Smartphone trends show that 130,000 devices are remotely wiped through BYOD
A recent study has revealed that these programs are leading gadgets to be wiped as a regular practice.
According to the Fiberlink division at IBM, and a recent data analysis that they have conducted, one of the biggest smartphone trends in BYOD programs is to remotely wipe mobile devices.
This feature is proving itself to be exceptionally popular among enterprise clients who run these programs.
The figures from Fiberlink have shown that among the users of the MaaS360 cloud platform, there are currently an average of 450 mobile devices that are being wiped on a daily basis. This makes the practice a considerable one among smartphone trends in businesses. This platform is based in Pennsylvania and is used for the management of millions of cell phones and other gadgets in enterprises worldwide.
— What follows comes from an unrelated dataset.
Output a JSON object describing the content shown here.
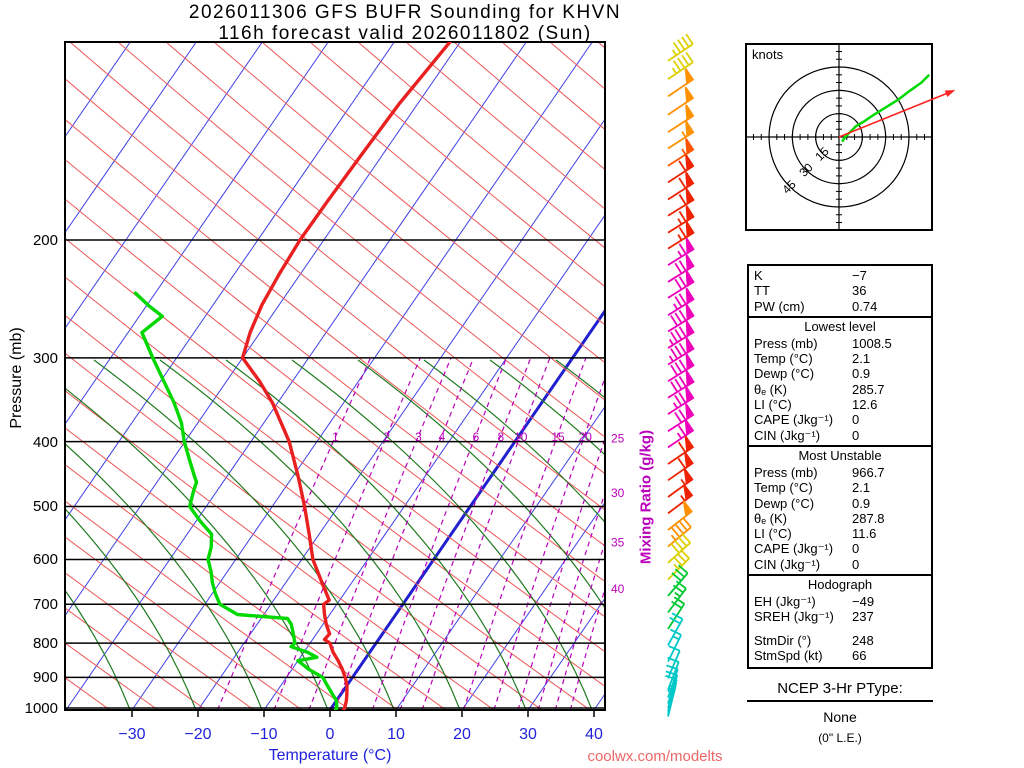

Among smartphone trends in the enterprise community, this has become a sizeable one across all of its verticals.
What the data analysis showed was that while there are many different Mobile Device Management (MDM) features available through the MaaS360, it is the device wiping that has seen some of the largest growth across all of its verticals.
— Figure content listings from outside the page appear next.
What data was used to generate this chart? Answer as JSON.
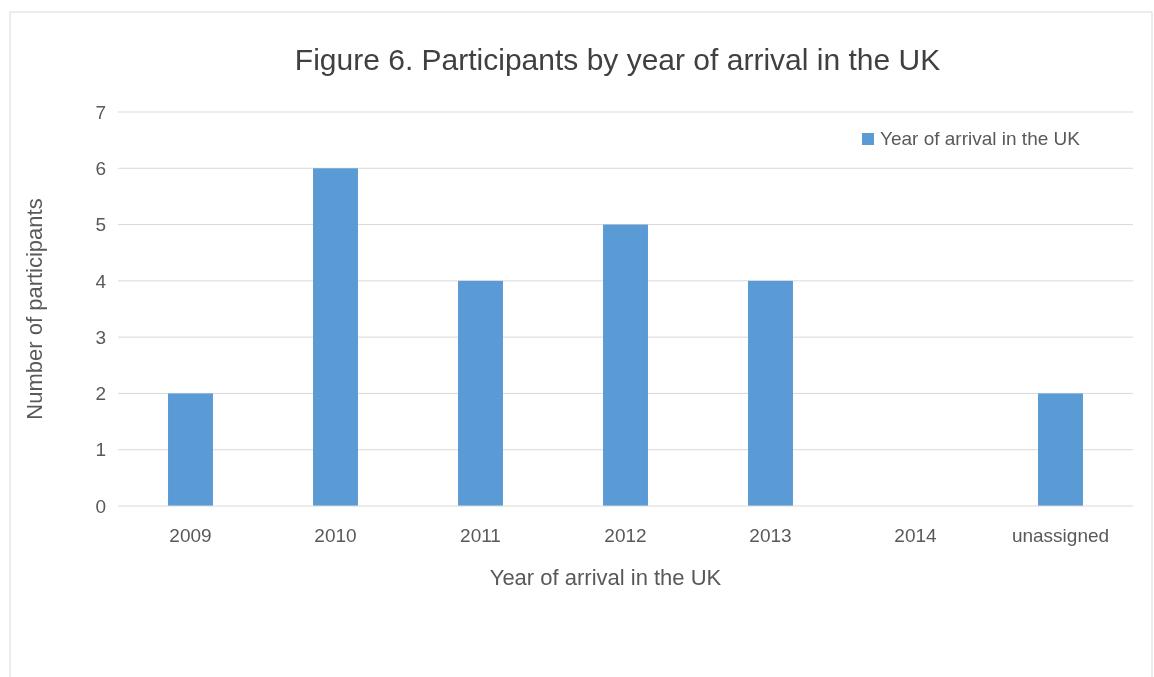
{
  "chart_data": {
    "type": "bar",
    "title": "Figure 6. Participants by year of arrival in the UK",
    "xlabel": "Year of arrival in the UK",
    "ylabel": "Number of participants",
    "categories": [
      "2009",
      "2010",
      "2011",
      "2012",
      "2013",
      "2014",
      "unassigned"
    ],
    "series": [
      {
        "name": "Year of arrival in the UK",
        "color": "#5b9bd5",
        "values": [
          2,
          6,
          4,
          5,
          4,
          0,
          2
        ]
      }
    ],
    "ylim": [
      0,
      7
    ],
    "yticks": [
      0,
      1,
      2,
      3,
      4,
      5,
      6,
      7
    ],
    "grid": "y",
    "legend": "top right"
  }
}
For every three minutes of the day, enterprises are now wiping another device. This means that in the average day, 450 smartphones and tablets are wiped, which represents a massive 130,000 in the last year. Moreover, Fiberlink pointed out that this represents the equivalent of between 10 and 20 percent of the total average device fleet for the firm in the last year.
What the firm means when it says that a “wipe” has been conducted, is either of two different activities. The first is a complete wipe, which was the case in about one of every three gadgets that were wiped. The second is a partial wipe, which is made up by the other two out of every three mobile devices.
The smartphone trends showed that approximately half of these remote wipes by businesses occur automatically while the other half is specifically initiated by an administrator. Among the top reasons given for the automatic wiping, the lead was that the gadget has become “jailbroken” (which has to do with Apple smartphones and tablets), as opposed to being lost or stolen.